Droit du travail | publié le : 30.09.2022 | Benjamin d'Alguerre

Pierre Warin, avocat en droit du travail au cabinet Melville Avocats.

Crédit photo DR

Pour l’avocat en droit du travail Pierre Warin (cabinet Melville Avocats), le projet d’Olivier Dussopt d’aligner la situation de l’abandon de poste sur celle de la démission répond en partie à une injustice juridique, mais ne règle pas le problème du préavis de démission. Entretien.

Que pensez-vous de l’intention d’Olivier Dussopt de durcir l’accès à l’indemnisation chômage pour les salariés en situation d’abandon de poste ?

Pierre Warin : Je pense que les propos du ministre constituent une partie des solutions à une forme d’injustice juridique, mais seulement à une partie du problème ! Aujourd’hui, le règlement général de l’assurance-chômage prévoit clairement que la condition d’accès à l’allocation de retour à l’emploi (ARE), c’est la privation involontaire d’emploi. Ce qui inclut le licenciement, y compris pour faute grave ou lourde. Or, en droit français, la démission ne se présume pas. Elle doit être formalisée sans équivoque. Il y a là une forme d’injustice puisque celui qui abandonne son poste finira par être licencié – souvent pour faute grave – par son employeur et bénéficiera donc des indemnités de Pôle emploi dès lors qu’il y est éligible du fait de cet inévitable licenciement, alors que celui qui démissionne selon les règles s’en voit privé. En soulevant la question, au regard du droit aux allocations de chômage, d’un alignement du régime des abandons de poste sur celui des démissionnaires, Olivier Dussopt a mis le doigt sur un point qui méritait en effet réflexion, mais la piste explorée ne suffira pas, à mon avis, à résoudre un autre problème résultant de la différence actuelle de régime entre abandon de poste et démission.

Lequel?

P. W. : Celui du préavis de licenciement. En général, lorsqu’un salarié abandonne son poste du jour au lendemain, c’est soit en raison d’une urgence professionnelle – il a trouvé un autre travail ailleurs qui nécessite une prise de poste immédiate – soit d’une urgence personnelle qui le conduit à vouloir se libérer immédiatement. Sur ce point, faire le choix de l’abandon de poste, qui provoque généralement un licenciement pour faute grave, sauf à payer au salarié l’indemnité légale ou conventionnelle de licenciement applicable, se révèle alors plus favorable que la démission. Le licenciement pour faute grave libère en effet le salarié de tout préavis sans permettre à l’employeur de réclamer au salarié le paiement de l’indemnité compensatrice de préavis, comme il peut le faire en cas de démission suivie d’un préavis non exécuté par le salarié sans accord de l’employeur. Pour un salarié qui souhaite quitter son poste immédiatement, la démission reste à ce jour plus risquée que l’abandon de poste. Cette difficulté serait en revanche réglée si, comme le prévoit un nouveau projet d’amendement [n°393 , NDLR] qui doit être discuté en ce début de semaine, le salarié abandonnant son poste est présumé démissionnaire, sous le contrôle du juge, ce qui conduirait, sauf requalification en justice, à aligner le régime de l’abandon de poste sur celui de la démission, y compris donc en ce qui concerne le préavis.

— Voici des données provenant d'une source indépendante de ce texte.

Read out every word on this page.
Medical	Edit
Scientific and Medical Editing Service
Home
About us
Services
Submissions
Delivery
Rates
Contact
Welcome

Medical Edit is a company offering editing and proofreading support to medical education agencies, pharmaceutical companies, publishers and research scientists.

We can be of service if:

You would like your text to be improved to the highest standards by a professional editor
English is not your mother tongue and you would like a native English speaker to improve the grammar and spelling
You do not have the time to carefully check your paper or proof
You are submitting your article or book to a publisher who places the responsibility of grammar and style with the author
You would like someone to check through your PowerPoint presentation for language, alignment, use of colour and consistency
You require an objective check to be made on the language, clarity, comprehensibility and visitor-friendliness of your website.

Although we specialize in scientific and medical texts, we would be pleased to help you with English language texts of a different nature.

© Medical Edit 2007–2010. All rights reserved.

En cette période de nouvelle réforme de l’assurance-chômage, Olivier Dussopt ne songe-t-il pas à soulager les finances de l’Unédic en coupant la possibilité aux salariés abandonnant leur poste de la possibilité de bénéficier de l’ARE ?

P. W. : Je ne sais pas si ces raisons financières sont déterminantes. Je ne dispose pas des chiffres détaillés de l’Unédic, mais je pense que la part des allocations-chômage suivant les abandons de postes dans les dépenses de l’assurance-chômage demeure marginale. En revanche, Olivier Dussopt a, me semble-t-il, corrélé sa proposition au phénomène de "grande démission" que nous connaissons en ce moment, et je crois qu’il faut voir dans cette annonce des enjeux sociétaux, symboliques et politiques tenant à une certaine vision de l’équité et de la responsabilité individuelle qui va plutôt dans le sens de ce que défend son parti.

L’opposition de gauche et quelques syndicats de salariés ont invoqué le caractère protecteur du droit eux allocations-chômage suite à un abandon de poste pour justifier son maintien dans les conditions actuelles. Qu’en pensez-vous ?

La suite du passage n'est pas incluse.